Narrator: On August 12, 1945, three days after the atomic bombing of Nagasaki, the United States released an official report on the Manhattan Project by physicist Henry DeWolf Smyth. It made no mention of France’s contributions to nuclear research. Hélène Langevin-Joliot remembers her father’s reaction.
Langevin-Joliot: He [Joliot-Curie] was not completely happy of the way the American government behaved for him. He was unable to go to the States, for example. And there was this official report, the Smyth Report, telling the story of the Manhattan Project, and summarizing the reason from fundamental research. And there was nothing about in the report about French research. So, the reaction of my father, “We must explain that we have done something.”
Narrator: In 1939, Joliot-Curie’s team received several patents based on their nuclear research. After the war, when French scientists’ work was not recognized internationally, Phillippe Halban’s father took up the fight.
Philippe Halban: The other political side to the whole story regards the patents that the French took out, which were never recognized by the United States. Throughout the 1950s, my father [Hans Halban] made every attempt through the U.S. courts and the U.S. Patent Office to get the French patents recognized, and they never were. The final decision was I think in 1958.
There was an appeal. The appeal was rejected. So there was never formal recognition of the patents, and, therefore, the French government never derived any financial interest from the discoveries that the French team had made, despite the fact that the discoveries were truly seminal, groundbreaking. That’s the way history goes. Governments have to defend their turf.
Hélène Langevin-Joliot and Phillippe Halban describe their fathers’ reactions to the atomic bombings of Hiroshima and Nagasaki. To learn about the bombings, please see “Bombings of Hiroshima and Nagasaki.”

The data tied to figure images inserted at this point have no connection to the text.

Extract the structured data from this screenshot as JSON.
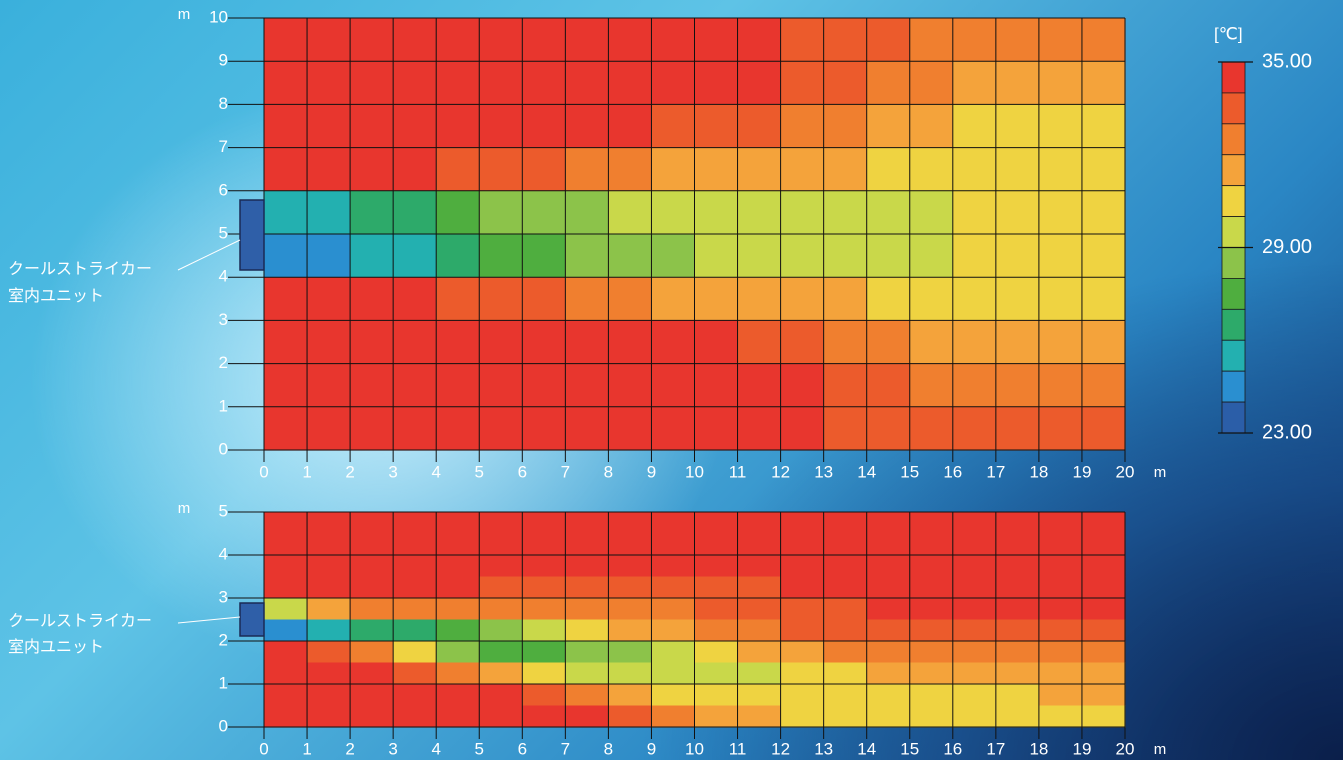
{
  "chart_data": [
    {
      "type": "heatmap",
      "xlabel": "m",
      "ylabel": "m",
      "annotation": [
        "クールストライカー",
        "室内ユニット"
      ],
      "xlim": [
        0,
        20
      ],
      "ylim": [
        0,
        10
      ],
      "xticks": [
        0,
        1,
        2,
        3,
        4,
        5,
        6,
        7,
        8,
        9,
        10,
        11,
        12,
        13,
        14,
        15,
        16,
        17,
        18,
        19,
        20
      ],
      "yticks": [
        0,
        1,
        2,
        3,
        4,
        5,
        6,
        7,
        8,
        9,
        10
      ],
      "x": [
        0.5,
        1.5,
        2.5,
        3.5,
        4.5,
        5.5,
        6.5,
        7.5,
        8.5,
        9.5,
        10.5,
        11.5,
        12.5,
        13.5,
        14.5,
        15.5,
        16.5,
        17.5,
        18.5,
        19.5
      ],
      "y": [
        9.5,
        8.5,
        7.5,
        6.5,
        5.5,
        4.5,
        3.5,
        2.5,
        1.5,
        0.5
      ],
      "z": [
        [
          34.5,
          34.5,
          34.5,
          34.5,
          34.5,
          34.5,
          34.5,
          34.5,
          34.5,
          34.5,
          34.5,
          34.5,
          33.5,
          33.5,
          33.5,
          32.5,
          32.5,
          32.5,
          32.5,
          32.5
        ],
        [
          34.5,
          34.5,
          34.5,
          34.5,
          34.5,
          34.5,
          34.5,
          34.5,
          34.5,
          34.5,
          34.5,
          34.5,
          33.5,
          33.5,
          32.5,
          32.5,
          31.5,
          31.5,
          31.5,
          31.5
        ],
        [
          34.5,
          34.5,
          34.5,
          34.5,
          34.5,
          34.5,
          34.5,
          34.5,
          34.5,
          33.5,
          33.5,
          33.5,
          32.5,
          32.5,
          31.5,
          31.5,
          30.5,
          30.5,
          30.5,
          30.5
        ],
        [
          34.5,
          34.5,
          34.5,
          34.5,
          33.5,
          33.5,
          33.5,
          32.5,
          32.5,
          31.5,
          31.5,
          31.5,
          31.5,
          31.5,
          30.5,
          30.5,
          30.5,
          30.5,
          30.5,
          30.5
        ],
        [
          25.5,
          25.5,
          26.5,
          26.5,
          27.5,
          28.5,
          28.5,
          28.5,
          29.5,
          29.5,
          29.5,
          29.5,
          29.5,
          29.5,
          29.5,
          29.5,
          30.5,
          30.5,
          30.5,
          30.5
        ],
        [
          24.5,
          24.5,
          25.5,
          25.5,
          26.5,
          27.5,
          27.5,
          28.5,
          28.5,
          28.5,
          29.5,
          29.5,
          29.5,
          29.5,
          29.5,
          29.5,
          30.5,
          30.5,
          30.5,
          30.5
        ],
        [
          34.5,
          34.5,
          34.5,
          34.5,
          33.5,
          33.5,
          33.5,
          32.5,
          32.5,
          31.5,
          31.5,
          31.5,
          31.5,
          31.5,
          30.5,
          30.5,
          30.5,
          30.5,
          30.5,
          30.5
        ],
        [
          34.5,
          34.5,
          34.5,
          34.5,
          34.5,
          34.5,
          34.5,
          34.5,
          34.5,
          34.5,
          34.5,
          33.5,
          33.5,
          32.5,
          32.5,
          31.5,
          31.5,
          31.5,
          31.5,
          31.5
        ],
        [
          34.5,
          34.5,
          34.5,
          34.5,
          34.5,
          34.5,
          34.5,
          34.5,
          34.5,
          34.5,
          34.5,
          34.5,
          34.5,
          33.5,
          33.5,
          32.5,
          32.5,
          32.5,
          32.5,
          32.5
        ],
        [
          34.5,
          34.5,
          34.5,
          34.5,
          34.5,
          34.5,
          34.5,
          34.5,
          34.5,
          34.5,
          34.5,
          34.5,
          34.5,
          33.5,
          33.5,
          33.5,
          33.5,
          33.5,
          33.5,
          33.5
        ]
      ],
      "colorbar": {
        "title": "[℃]",
        "clim": [
          23,
          35
        ],
        "ticks": [
          {
            "value": 35,
            "label": "35.00"
          },
          {
            "value": 29,
            "label": "29.00"
          },
          {
            "value": 23,
            "label": "23.00"
          }
        ],
        "colors": [
          "#e8362e",
          "#ec5b2c",
          "#f07f2f",
          "#f4a33b",
          "#efd341",
          "#c9d84a",
          "#8cc34a",
          "#4fae3f",
          "#2daa6a",
          "#23b0b0",
          "#2a8fd0",
          "#2b5ea8"
        ]
      }
    },
    {
      "type": "heatmap",
      "xlabel": "m",
      "ylabel": "m",
      "annotation": [
        "クールストライカー",
        "室内ユニット"
      ],
      "xlim": [
        0,
        20
      ],
      "ylim": [
        0,
        5
      ],
      "xticks": [
        0,
        1,
        2,
        3,
        4,
        5,
        6,
        7,
        8,
        9,
        10,
        11,
        12,
        13,
        14,
        15,
        16,
        17,
        18,
        19,
        20
      ],
      "yticks": [
        0,
        1,
        2,
        3,
        4,
        5
      ],
      "x": [
        0.5,
        1.5,
        2.5,
        3.5,
        4.5,
        5.5,
        6.5,
        7.5,
        8.5,
        9.5,
        10.5,
        11.5,
        12.5,
        13.5,
        14.5,
        15.5,
        16.5,
        17.5,
        18.5,
        19.5
      ],
      "y": [
        4.75,
        4.25,
        3.75,
        3.25,
        2.75,
        2.25,
        1.75,
        1.25,
        0.75,
        0.25
      ],
      "z": [
        [
          34.5,
          34.5,
          34.5,
          34.5,
          34.5,
          34.5,
          34.5,
          34.5,
          34.5,
          34.5,
          34.5,
          34.5,
          34.5,
          34.5,
          34.5,
          34.5,
          34.5,
          34.5,
          34.5,
          34.5
        ],
        [
          34.5,
          34.5,
          34.5,
          34.5,
          34.5,
          34.5,
          34.5,
          34.5,
          34.5,
          34.5,
          34.5,
          34.5,
          34.5,
          34.5,
          34.5,
          34.5,
          34.5,
          34.5,
          34.5,
          34.5
        ],
        [
          34.5,
          34.5,
          34.5,
          34.5,
          34.5,
          34.5,
          34.5,
          34.5,
          34.5,
          34.5,
          34.5,
          34.5,
          34.5,
          34.5,
          34.5,
          34.5,
          34.5,
          34.5,
          34.5,
          34.5
        ],
        [
          34.5,
          34.5,
          34.5,
          34.5,
          34.5,
          33.5,
          33.5,
          33.5,
          33.5,
          33.5,
          33.5,
          33.5,
          34.5,
          34.5,
          34.5,
          34.5,
          34.5,
          34.5,
          34.5,
          34.5
        ],
        [
          29.5,
          31.5,
          32.5,
          32.5,
          32.5,
          32.5,
          32.5,
          32.5,
          32.5,
          32.5,
          33.5,
          33.5,
          33.5,
          33.5,
          34.5,
          34.5,
          34.5,
          34.5,
          34.5,
          34.5
        ],
        [
          24.5,
          25.5,
          26.5,
          26.5,
          27.5,
          28.5,
          29.5,
          30.5,
          31.5,
          31.5,
          32.5,
          32.5,
          33.5,
          33.5,
          33.5,
          33.5,
          33.5,
          33.5,
          33.5,
          33.5
        ],
        [
          34.5,
          33.5,
          32.5,
          30.5,
          28.5,
          27.5,
          27.5,
          28.5,
          28.5,
          29.5,
          30.5,
          31.5,
          31.5,
          32.5,
          32.5,
          32.5,
          32.5,
          32.5,
          32.5,
          32.5
        ],
        [
          34.5,
          34.5,
          34.5,
          33.5,
          32.5,
          31.5,
          30.5,
          29.5,
          29.5,
          29.5,
          29.5,
          29.5,
          30.5,
          30.5,
          31.5,
          31.5,
          31.5,
          31.5,
          31.5,
          31.5
        ],
        [
          34.5,
          34.5,
          34.5,
          34.5,
          34.5,
          34.5,
          33.5,
          32.5,
          31.5,
          30.5,
          30.5,
          30.5,
          30.5,
          30.5,
          30.5,
          30.5,
          30.5,
          30.5,
          31.5,
          31.5
        ],
        [
          34.5,
          34.5,
          34.5,
          34.5,
          34.5,
          34.5,
          34.5,
          34.5,
          33.5,
          32.5,
          31.5,
          31.5,
          30.5,
          30.5,
          30.5,
          30.5,
          30.5,
          30.5,
          30.5,
          30.5
        ]
      ]
    }
  ]
}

Narrator: The development and use of the bomb had a profound impact on scientists everywhere, including in France. Hélène Langevin-Joliot recalls the reaction of her father, Frédéric Joliot-Curie, to the news that the United States had dropped atomic bombs on Hiroshima and Nagasaki, Japan in August 1945.
Langevin-Joliot: The turning point for physicists was Hiroshima and Nagasaki. When you look at what happens immediately after – when it was announced, nobody knew exactly what happened. They knew that the two towns had been destroyed by one bomb. He [Frédéric Joliot-Curie] was not surprised. His comment about, the same day, hearing about that: “Atomic energy will have a useful application and not only the bomb.” And also to tell to French people that, yes, this is a very important result obtained in the States. But the starting point of the Manhattan Project is not only an American work. You have also the French work.
Narrator: Phillippe Halban reflects on his father’s distant association to the atomic bomb.
Phillippe Halban: His [Hans Halban’s] relationship to the bomb is actually quite far removed, especially given the fact that he wasn’t allowed to work on the bomb whatsoever during the war based in Montreal. That, in fact, was in retrospect probably a relief for him. It was never, from my conversations with him, of any direct interest to him in his theoretical work. Morally and emotionally, I think he took a fairly firm position in regarding the atom bomb and the H-bomb as a dangerous and politically highly charged development.
Joliot-Curie, who was an admitted communist during the war and joined the party, was always very, very vocally against development of an atomic weapon. Those were two reasons for his being completely removed from the French atomic effort, as from 1950 or ’51. There was a lot of political motivation and mischief going on throughout this period, which made the science actually very difficult.